Un libro invece uscito pochi anni fa e che merita una sosta è senza dubbio “La racchetta di Freud”. I giorni delle feste sono la dimensione ideale in cui abbandonarsi alle pagine di Paolo Catanzaro cui va il merito di aver ricostruito attraverso un accurato lavoro d’archivio la passione che Sigmund Freud nutriva per il tennis. Una passione totalizzante, luciferina, folle. E non poteva essere altrimenti, visto il fecondo incontro tra colui che per primo ha saputo indagare i meandri oscuri della mente e uno sport i cui trionfi poggiano in larga parte sulla tenuta mentale dei suoi protagonisti. Freddo, razionale, empirico, tra le pagine di questo breve libro il dott. Freud ci viene invece riconsegnato come posseduto, attanagliato in modo irredimibile a una passione che sente attrarlo ma di cui non riesce a venire a capo in termini logici. E da capitale della Mitteleuropa, elegante e affettata, ecco venirci incontro una Vienna ora patria febbrile di visite concluse anzi tempo, e di un frenetico via vai di gente tanto entusiasta nel consegnarsi al suo nuovo demone quanto ignara delle conseguenze cui andrà incontro. 

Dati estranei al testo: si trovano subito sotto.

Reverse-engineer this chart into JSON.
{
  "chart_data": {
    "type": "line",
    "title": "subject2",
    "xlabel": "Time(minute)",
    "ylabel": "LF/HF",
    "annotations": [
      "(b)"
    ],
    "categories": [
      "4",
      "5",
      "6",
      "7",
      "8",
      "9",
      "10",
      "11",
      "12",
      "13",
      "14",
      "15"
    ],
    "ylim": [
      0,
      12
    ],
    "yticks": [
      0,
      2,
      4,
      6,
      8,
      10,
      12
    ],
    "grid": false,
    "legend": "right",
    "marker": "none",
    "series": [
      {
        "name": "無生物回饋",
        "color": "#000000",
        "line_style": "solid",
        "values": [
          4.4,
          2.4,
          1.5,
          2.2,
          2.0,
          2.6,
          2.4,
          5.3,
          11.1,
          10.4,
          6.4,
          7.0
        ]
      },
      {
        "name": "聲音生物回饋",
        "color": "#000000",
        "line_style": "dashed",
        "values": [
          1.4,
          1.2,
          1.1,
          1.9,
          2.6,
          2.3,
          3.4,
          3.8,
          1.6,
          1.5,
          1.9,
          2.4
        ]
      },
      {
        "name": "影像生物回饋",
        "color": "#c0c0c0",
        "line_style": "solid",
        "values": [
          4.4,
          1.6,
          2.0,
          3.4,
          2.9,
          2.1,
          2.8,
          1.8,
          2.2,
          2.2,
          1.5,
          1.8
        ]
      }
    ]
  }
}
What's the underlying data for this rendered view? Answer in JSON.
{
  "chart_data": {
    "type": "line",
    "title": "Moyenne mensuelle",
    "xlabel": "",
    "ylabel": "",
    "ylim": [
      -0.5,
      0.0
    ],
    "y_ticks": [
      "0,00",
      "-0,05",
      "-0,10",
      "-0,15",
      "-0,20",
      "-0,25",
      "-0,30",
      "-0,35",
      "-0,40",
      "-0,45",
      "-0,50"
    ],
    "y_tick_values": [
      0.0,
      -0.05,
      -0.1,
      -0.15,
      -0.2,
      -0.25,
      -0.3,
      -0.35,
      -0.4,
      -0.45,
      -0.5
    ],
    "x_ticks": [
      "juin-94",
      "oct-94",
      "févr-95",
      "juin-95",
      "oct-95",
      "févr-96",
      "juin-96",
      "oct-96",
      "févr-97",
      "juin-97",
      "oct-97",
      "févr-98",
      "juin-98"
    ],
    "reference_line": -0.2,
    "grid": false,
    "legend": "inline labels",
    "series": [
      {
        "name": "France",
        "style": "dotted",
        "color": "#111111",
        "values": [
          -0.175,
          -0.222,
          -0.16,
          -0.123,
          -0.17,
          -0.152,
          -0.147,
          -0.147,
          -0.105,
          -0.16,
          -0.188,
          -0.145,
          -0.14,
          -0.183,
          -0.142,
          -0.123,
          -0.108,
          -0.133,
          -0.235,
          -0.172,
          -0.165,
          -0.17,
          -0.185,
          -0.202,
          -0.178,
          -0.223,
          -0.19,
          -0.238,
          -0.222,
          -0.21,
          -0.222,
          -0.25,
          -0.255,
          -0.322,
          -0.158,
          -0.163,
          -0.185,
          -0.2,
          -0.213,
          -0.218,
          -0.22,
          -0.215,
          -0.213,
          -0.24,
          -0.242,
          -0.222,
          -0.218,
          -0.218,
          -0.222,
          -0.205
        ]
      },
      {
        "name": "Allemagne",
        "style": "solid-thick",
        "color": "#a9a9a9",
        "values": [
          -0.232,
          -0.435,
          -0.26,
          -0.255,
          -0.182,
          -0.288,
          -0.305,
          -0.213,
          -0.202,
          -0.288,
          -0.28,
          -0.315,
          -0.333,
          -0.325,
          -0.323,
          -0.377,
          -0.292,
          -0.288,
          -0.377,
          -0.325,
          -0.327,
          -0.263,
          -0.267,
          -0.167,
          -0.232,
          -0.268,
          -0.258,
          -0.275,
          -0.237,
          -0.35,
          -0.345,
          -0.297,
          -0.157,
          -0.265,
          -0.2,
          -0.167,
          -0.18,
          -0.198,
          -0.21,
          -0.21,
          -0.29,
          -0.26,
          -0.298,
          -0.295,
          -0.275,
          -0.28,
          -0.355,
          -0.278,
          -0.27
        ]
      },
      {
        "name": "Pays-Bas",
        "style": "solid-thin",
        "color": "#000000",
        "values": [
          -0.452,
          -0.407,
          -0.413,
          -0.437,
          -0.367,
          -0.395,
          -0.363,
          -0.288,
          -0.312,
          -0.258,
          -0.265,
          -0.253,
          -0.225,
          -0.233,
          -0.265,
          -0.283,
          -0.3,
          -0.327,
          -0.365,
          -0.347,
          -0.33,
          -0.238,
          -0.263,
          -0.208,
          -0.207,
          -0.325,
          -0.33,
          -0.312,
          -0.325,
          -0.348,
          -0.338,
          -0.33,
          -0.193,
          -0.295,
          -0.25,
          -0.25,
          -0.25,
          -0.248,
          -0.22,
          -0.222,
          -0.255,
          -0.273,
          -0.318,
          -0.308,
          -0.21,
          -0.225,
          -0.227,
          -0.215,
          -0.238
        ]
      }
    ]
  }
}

Altra lettura che ben si addice a queste festività è l’ultimo libro scritto da Massimo Grilli, “Le stelle del tennis. Campioni, numeri, record. Uno show lungo 150 anni”. I nomi che vi troverete, così come i luoghi, le vicende, le curiosità, i record e quant’altro, sono coordinate che tutti gli appassionati potranno aver incontrato almeno una volta. Per chi invece di tennis è ancora per lo più digiuno, il libro è l’occasione perfetta per cominciare ad incuriosirsi, sorridendo e senza fatica. Perché l’opera di Grilli, sostenuta da un certosino lavoro d’archivio, non è fredda come i numeri e le statistiche (tra le altre cose) che lì andrete incontrando. Al contrario. Si gonfia di stupore e meraviglia, si colora di dettagli e nuove sfumature, e si lascia leggere come un unico romanzo d’appendice, campione dopo campione, stagione dopo stagione. Al punto che, a lettura finita, ci si chiede davvero se quanto appena sfogliato non sia invece un romanzo che al di là dei nomi e degli anni non racconti invece un’unica storia: quella dell’uomo che un giorno impugnò una racchetta e che, illudendosi di poterla domare cambiando materiali e fisico, oggi si ritrova ancora al punto di partenza: goffo e sublime, imperfetto eppure ancora capace, anche solo per un attimo e con un solo gesto, di produrre un soffio d’eternità, appena avvertito e già svanito. Effimero, e per questo eterno.